RLVR and SFT exhibit fundamentally different update patterns: SFT updates concentrate along principal directions (large singular value directions), whereas RLVR operates along off-principal directions.
High cross-experiment consistency: different RL algorithms (PPO, GRPO, REINFORCE) and different datasets produce highly consistent update patterns.
Failure of PEFT methods: methods such as LoRA are designed under a low-rank assumption suited to SFT's principal-direction updates, but RLVR's off-principal updates are inherently diffuse, causing low-rank approximations to discard critical information.
SFT underperforms RLVR: because SFT directly modifies the spectral structure along principal directions, it may degrade pretrained knowledge.

Highlights & Insights¶

Elegance of the Three-Gate Theory: a concise three-layer mechanism explains the surface sparsity observed in RLVR.
First parameter-level characterization: provides a white-box understanding of RLVR training dynamics.
Significant practical implications: directly refutes the popular practice of applying SFT-PEFT methods to RLVR.
Points toward new directions: calls for the design of geometry-aware, RLVR-native learning algorithms rather than recycling SFT-era heuristics.
Closed theory–experiment loop: forms a complete chain of argument from mathematical derivation to large-scale empirical validation.

Limitations & Future Work¶

Analysis limited to parameter update patterns: no direct link is established to specific performance differences on downstream tasks.
Mitigation and improvement proposals are preliminary: while the failure modes of PEFT methods are identified, no complete alternative is proposed.
Model scale constraints: validation is conducted primarily on medium-scale models; very large-scale models remain uncovered.
Theoretical rigor: certain components of the Three-Gate Theory rely on empirical observations rather than formal proofs.
Absence of RLVR-native PEFT design: a direction is identified but not realized.
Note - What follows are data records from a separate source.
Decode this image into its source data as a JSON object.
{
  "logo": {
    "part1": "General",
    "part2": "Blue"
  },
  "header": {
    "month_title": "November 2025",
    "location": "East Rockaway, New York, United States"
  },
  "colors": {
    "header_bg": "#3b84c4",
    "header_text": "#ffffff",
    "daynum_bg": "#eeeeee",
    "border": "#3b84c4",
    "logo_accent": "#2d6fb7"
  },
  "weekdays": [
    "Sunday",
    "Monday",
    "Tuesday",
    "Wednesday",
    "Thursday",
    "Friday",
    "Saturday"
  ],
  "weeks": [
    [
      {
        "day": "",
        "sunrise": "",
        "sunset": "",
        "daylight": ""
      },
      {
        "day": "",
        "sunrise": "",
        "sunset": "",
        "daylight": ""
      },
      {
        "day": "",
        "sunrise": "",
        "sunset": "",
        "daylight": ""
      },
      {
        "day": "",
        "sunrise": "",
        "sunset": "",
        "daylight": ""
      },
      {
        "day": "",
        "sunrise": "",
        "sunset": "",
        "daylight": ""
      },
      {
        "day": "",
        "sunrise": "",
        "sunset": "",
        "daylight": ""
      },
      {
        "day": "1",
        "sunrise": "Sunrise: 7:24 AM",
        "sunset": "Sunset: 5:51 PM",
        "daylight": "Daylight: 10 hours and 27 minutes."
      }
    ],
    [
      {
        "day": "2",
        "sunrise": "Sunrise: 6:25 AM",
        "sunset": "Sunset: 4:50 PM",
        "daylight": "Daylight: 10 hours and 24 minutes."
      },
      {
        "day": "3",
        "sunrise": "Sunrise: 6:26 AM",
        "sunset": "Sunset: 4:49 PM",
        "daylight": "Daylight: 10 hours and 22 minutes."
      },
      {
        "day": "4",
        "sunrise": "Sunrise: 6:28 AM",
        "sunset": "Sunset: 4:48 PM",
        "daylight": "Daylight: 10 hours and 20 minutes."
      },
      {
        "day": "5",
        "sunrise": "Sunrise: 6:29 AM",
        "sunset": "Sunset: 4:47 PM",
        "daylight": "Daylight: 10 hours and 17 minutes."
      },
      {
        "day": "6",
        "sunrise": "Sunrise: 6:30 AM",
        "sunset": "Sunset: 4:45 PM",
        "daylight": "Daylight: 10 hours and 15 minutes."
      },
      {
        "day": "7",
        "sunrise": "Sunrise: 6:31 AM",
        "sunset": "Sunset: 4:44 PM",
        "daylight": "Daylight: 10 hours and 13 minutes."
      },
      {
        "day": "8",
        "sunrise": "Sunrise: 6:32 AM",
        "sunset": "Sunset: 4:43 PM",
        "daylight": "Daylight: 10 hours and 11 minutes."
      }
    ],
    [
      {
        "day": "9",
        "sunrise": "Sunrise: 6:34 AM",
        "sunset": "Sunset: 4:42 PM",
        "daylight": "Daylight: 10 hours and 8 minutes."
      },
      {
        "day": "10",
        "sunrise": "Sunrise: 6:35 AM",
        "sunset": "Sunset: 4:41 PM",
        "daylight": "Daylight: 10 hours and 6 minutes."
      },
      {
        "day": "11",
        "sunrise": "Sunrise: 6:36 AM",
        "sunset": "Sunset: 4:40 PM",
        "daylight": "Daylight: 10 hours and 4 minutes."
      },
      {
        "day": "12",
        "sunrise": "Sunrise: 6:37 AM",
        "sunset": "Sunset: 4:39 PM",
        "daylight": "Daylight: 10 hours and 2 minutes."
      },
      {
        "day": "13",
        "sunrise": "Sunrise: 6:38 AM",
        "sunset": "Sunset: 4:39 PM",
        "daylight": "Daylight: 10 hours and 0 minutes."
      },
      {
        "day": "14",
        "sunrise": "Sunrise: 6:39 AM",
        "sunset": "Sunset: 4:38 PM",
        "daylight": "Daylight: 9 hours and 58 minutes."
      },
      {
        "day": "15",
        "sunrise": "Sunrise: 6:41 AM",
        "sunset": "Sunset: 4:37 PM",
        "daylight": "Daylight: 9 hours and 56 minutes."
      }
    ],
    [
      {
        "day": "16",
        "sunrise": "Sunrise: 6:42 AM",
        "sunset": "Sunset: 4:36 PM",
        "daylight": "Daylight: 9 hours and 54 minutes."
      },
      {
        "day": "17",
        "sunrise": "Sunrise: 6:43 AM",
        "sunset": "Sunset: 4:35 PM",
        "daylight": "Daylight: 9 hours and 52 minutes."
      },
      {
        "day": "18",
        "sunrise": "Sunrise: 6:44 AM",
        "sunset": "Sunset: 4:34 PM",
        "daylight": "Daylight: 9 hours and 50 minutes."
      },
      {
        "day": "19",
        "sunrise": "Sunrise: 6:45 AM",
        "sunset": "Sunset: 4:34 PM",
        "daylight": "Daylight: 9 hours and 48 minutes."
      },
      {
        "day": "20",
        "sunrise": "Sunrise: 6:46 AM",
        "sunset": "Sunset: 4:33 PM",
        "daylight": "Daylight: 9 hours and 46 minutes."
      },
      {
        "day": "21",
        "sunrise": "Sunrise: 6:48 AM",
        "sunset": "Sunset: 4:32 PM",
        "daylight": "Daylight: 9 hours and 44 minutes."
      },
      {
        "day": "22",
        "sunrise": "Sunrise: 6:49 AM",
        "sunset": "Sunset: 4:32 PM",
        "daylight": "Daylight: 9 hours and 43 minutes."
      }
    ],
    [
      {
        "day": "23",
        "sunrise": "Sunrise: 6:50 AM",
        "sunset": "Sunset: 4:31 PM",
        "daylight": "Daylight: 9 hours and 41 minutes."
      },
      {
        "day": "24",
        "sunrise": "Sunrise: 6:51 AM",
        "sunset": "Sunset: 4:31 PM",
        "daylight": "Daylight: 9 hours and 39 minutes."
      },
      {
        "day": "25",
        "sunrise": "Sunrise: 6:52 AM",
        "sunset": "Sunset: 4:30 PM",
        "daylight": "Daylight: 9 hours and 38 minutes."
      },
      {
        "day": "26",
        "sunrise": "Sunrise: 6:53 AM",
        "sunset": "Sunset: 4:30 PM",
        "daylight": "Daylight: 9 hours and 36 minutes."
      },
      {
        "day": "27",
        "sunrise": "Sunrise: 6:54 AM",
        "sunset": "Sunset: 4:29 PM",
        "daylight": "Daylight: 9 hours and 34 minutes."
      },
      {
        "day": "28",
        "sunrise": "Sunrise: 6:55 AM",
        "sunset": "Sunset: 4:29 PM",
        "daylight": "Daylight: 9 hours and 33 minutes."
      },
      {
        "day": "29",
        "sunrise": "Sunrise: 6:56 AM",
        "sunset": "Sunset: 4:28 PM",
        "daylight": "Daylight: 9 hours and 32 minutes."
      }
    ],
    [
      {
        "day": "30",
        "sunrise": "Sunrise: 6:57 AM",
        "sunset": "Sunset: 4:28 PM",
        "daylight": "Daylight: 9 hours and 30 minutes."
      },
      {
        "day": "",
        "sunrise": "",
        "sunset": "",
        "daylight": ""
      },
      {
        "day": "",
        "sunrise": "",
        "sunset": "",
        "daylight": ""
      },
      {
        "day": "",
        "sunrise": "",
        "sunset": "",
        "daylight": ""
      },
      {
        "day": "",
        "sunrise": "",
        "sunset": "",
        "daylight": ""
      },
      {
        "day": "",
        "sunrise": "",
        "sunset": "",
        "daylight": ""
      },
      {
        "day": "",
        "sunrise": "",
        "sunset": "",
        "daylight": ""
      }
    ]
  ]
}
RLVR methods: DeepSeek-R1, GRPO, and related work demonstrate the effectiveness of RLVR; this paper explains why it works.
Parameter-efficient fine-tuning: LoRA, QLoRA, and similar methods achieve strong results in SFT, but this paper reveals their limitations in the RLVR setting.
Training dynamics: complements Aghajanyan et al.'s work on intrinsic dimensionality.
Inspired direction: designing novel PEFT methods that exploit off-principal directional structure (e.g., off-principal LoRA).

Rating¶

Novelty: ⭐⭐⭐⭐⭐ — First parameter-level understanding of RLVR.
Theoretical Depth: ⭐⭐⭐⭐ — Three-Gate Theory framework is clear; partial theoretical rigor.
Experimental Thoroughness: ⭐⭐⭐⭐ — Validated across multiple algorithms and datasets.
Practical Impact: ⭐⭐⭐⭐⭐ — Directly guides RLVR training practice.
Writing Quality: ⭐⭐⭐⭐⭐ — Fluent narrative and well-organized structure.